Clickhouse: Slow starting up speed on servers with almost the same configuration and less data

Created on 7 Apr 2020  Â·  7Comments  Â·  Source: ClickHouse/ClickHouse

I've upgrade my clickhouse to version 20.3.5.
There are two different cluster A and B.
All nodes' clickhouse share the same config.xml and users.xml.
Nodes in these two cluster have the same memory size.
Nodes in cluster A have 2 physical cores and 48 logical cores.
Nodes cluster B has 2 physical cores and 20 logical cores.

Data in cluster A's nodes is 4 times of cluster B's nodes. Data reachs TB level.
And now starting up clickhouse, Node in A just cost about 1 minutes and Node in B will cost about 15-20 minutes before we can connect to it using clickhouse-client.

In general, I think node in A maybe start faster than B, but don't be so much worse.

So, what could be the reason? Is there some config could improve starting up performance?
Thanks~

performance

Most helpful comment

Yes. Probably it's because of the number of parts 44000 + 20 logical cores
CH iterates through 44000 parts using 20 cores.

Try to set mergetree parameter max_part_loading_threads (auto=20 cores) to 48.

config.xml

    <merge_tree>
        <max_part_loading_threads>48</max_part_loading_threads>
    </merge_tree>

All 7 comments

The question is number of parts in both systems. Check count in system.parts

@filimonov I've checked the count of parts in these two clusters by select count() from system.parts.

Nodes in cluster A have about 16000 parts, and in B have about 44000 parts.
Most tables in A are partitioned by Month,and in B are partitioned by day. I think it's the reason leading to less parts in A.

But according to the count of parts, is it the core cause of the slowness? I mean A‘s parts are just about 3 times of B's.

Number of columns also impacts. Check this select count() from system.parts_columns for A and B.
Do you use AWS EBS ? It can be that IOPS are limited by 500 (EBS GP2).

Number of columns also impacts. Check this select count() from system.parts_columns for A and B

@den-crane I've checked, nodes in A have about 410,000 and in B have about 1,000,000.

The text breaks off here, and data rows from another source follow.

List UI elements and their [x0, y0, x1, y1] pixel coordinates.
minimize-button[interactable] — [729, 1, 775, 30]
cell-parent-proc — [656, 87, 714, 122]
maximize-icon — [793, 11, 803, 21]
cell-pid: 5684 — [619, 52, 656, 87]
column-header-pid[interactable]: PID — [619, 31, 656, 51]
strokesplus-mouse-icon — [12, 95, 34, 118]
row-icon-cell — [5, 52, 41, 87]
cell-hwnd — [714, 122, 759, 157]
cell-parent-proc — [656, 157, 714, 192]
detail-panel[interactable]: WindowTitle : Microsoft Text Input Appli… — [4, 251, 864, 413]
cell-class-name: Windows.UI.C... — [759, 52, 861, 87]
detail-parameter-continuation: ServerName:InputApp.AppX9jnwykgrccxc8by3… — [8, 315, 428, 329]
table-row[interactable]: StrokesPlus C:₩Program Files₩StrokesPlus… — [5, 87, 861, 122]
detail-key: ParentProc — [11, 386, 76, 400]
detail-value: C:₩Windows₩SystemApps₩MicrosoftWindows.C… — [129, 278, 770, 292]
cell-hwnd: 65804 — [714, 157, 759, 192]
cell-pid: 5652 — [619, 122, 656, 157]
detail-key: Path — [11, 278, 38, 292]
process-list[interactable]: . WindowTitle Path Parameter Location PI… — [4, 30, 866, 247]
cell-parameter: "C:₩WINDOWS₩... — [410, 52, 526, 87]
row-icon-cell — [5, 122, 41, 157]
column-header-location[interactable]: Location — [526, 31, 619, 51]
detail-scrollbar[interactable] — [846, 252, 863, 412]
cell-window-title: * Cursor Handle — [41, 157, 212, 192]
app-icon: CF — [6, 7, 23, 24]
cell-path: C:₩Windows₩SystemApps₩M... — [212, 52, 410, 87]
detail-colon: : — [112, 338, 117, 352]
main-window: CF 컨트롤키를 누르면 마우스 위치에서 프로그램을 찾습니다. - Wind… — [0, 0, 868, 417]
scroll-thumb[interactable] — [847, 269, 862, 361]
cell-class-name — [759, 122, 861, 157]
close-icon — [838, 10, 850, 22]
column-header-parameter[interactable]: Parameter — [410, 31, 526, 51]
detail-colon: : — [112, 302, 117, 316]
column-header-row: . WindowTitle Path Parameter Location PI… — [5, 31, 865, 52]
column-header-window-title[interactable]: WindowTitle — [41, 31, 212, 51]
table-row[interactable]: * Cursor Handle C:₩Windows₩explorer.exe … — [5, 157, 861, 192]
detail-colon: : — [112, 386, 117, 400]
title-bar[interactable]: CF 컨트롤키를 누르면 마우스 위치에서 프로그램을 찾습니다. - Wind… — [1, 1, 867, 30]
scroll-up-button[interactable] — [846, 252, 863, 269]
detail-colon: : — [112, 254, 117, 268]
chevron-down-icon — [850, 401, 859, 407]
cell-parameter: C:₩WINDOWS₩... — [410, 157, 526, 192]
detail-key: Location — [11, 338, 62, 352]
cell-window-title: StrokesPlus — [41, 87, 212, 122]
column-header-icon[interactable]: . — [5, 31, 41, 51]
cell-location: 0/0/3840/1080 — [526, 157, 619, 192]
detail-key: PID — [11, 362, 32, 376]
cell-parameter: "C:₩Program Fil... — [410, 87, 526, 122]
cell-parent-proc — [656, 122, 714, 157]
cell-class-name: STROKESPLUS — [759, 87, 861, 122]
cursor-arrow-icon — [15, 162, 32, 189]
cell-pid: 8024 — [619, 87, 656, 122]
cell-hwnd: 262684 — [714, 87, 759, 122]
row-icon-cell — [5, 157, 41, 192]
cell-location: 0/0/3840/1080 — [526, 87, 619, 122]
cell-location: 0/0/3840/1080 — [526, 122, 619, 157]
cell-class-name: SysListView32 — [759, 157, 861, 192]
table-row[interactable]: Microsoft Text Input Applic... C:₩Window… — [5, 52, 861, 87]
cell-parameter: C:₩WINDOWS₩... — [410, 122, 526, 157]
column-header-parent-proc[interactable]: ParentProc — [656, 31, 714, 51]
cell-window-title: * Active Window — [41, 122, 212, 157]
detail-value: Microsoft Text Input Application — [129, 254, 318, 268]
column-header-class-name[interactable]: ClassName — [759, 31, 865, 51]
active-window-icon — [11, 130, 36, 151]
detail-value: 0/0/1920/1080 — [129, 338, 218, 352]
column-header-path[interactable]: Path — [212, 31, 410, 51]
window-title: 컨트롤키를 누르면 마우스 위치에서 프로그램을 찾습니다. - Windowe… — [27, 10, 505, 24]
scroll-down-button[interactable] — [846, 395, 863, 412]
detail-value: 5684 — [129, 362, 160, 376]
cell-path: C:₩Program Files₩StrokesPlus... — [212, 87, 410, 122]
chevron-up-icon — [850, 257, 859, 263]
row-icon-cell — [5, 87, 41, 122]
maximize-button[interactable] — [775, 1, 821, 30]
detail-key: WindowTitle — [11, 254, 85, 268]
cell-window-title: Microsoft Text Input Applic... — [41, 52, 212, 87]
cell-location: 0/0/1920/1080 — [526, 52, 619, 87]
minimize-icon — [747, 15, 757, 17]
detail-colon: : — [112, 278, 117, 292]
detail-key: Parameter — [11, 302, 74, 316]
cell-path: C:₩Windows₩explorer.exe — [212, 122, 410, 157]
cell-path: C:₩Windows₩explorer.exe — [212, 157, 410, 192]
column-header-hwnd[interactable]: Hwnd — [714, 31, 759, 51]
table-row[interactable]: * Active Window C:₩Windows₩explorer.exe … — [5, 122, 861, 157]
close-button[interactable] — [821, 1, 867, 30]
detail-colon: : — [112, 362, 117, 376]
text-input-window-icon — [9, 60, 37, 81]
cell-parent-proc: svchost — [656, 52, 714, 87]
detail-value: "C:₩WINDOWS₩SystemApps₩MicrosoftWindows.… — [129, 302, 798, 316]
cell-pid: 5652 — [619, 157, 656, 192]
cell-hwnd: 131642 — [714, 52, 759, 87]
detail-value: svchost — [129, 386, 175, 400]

So the influence is the result of a combination of various factors?

Do you use AWS EBS ? It can be that IOPS are limited by 500 (EBS GP2).

No, AWS EBS is not used.

Yes. Probably it's because of the number of parts 44000 + 20 logical cores
CH iterates through 44000 parts using 20 cores.

Try to set mergetree parameter max_part_loading_threads (auto=20 cores) to 48.

config.xml

    <merge_tree>
        <max_part_loading_threads>48</max_part_loading_threads>
    </merge_tree>

Try to set mergetree parameter max_part_loading_threads (auto=20 cores) to 48.

@den-crane Thanks~, I've tried this, and it does improve the starting speed to 7-8 minutes.
So, what's the proper value for this setting, does it depend on the both logical cores and system parts?

I also notice that when clickhouse starting, the cpu utilization is not very high. Just about 10% of all cores as top command shows. Does it mean that clickhouse doesn't use cpu cores well or just the general clickhouse load?

The default value max_part_loading_threads = auto (==logical cores) is set assuming that a system has a small number of large parts (<1000) and slow HDD disks. You can tune it for your particular system and set as you need ~ 8 / 64 / 96 / 333.